Scott also says a large amount of "junk" medicinal products sour some experiences. He says some people purchasing a CBD product from a store that doesn't know the true science behind their products might lead unaffected users to think "If they've had one, they've had them all."
But for many, CBD can provide a simple and effective remedy for a large amount of health problems. Take Tucson local and cancer patient Carole, 75, who first used CBD three years ago. She was experiencing side effects from her cancer treatment, which caused her to feel extremely ill.
"The worst of it was that I had severe intestinal and abdominal symptoms," Carole says. "I lost a very significant amount of weight, about 15 pounds in less than two weeks. I could not eat. I was dehydrated. I couldn't walk. I had to be taken to the doctor every day. I had horrible, horrible pain."
Carole received a CBD tincture after she "had tried everything" in terms of traditional medicine from doctors.
"I started to use that really out of desperation," Carole says. "I really knew nothing about the drug at all.

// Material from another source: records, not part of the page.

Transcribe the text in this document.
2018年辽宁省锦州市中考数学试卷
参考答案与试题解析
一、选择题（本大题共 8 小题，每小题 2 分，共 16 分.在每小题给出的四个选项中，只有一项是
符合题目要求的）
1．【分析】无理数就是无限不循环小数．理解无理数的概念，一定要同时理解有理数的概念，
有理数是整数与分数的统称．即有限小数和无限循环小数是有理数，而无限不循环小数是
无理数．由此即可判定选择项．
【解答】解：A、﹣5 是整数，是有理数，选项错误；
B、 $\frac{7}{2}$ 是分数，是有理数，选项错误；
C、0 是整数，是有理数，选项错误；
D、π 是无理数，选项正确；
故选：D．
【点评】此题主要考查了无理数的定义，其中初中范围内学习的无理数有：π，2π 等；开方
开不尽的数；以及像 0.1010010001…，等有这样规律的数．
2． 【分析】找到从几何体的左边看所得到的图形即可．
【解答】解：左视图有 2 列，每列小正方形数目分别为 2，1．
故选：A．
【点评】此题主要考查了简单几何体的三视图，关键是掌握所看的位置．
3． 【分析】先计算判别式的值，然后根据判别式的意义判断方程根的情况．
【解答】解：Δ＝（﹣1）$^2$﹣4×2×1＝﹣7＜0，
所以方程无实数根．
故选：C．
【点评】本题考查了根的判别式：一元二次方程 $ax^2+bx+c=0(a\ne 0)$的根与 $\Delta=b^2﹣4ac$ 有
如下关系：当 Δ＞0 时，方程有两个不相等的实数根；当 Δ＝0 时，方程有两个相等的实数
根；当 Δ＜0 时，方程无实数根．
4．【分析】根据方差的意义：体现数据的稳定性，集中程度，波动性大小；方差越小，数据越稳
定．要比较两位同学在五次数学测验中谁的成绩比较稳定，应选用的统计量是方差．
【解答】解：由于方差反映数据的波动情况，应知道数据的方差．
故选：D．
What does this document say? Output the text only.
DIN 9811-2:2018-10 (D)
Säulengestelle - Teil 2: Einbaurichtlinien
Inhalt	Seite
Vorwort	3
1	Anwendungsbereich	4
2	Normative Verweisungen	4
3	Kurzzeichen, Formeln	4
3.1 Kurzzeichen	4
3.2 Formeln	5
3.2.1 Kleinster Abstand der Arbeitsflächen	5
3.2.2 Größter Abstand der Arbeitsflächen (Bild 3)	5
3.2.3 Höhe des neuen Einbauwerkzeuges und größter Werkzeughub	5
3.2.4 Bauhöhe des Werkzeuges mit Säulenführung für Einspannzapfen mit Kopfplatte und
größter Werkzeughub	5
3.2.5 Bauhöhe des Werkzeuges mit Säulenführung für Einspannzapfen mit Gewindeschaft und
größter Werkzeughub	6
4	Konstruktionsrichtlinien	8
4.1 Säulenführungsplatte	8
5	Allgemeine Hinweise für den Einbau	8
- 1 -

I started to use it every day, and it was the first and only thing that gave me relief."
Carole still continues to use CBD products for similar symptoms, and continues to experience effective results. While she doesn't use CBD for what people initially recommended it for, that is better sleep and anti-anxiety, she uses topical ointments for pain.
"When I started to do some reading and got a little bit more knowledgeable about what I was doing, and looking at dosages and product and stuff like that, I felt that I got the most benefit locally from salves." Carol says. "I had a lot of joint pain because I have bone cancer, and I got very significant relief locally... It was the only thing that did anything at all, and what it did was significant."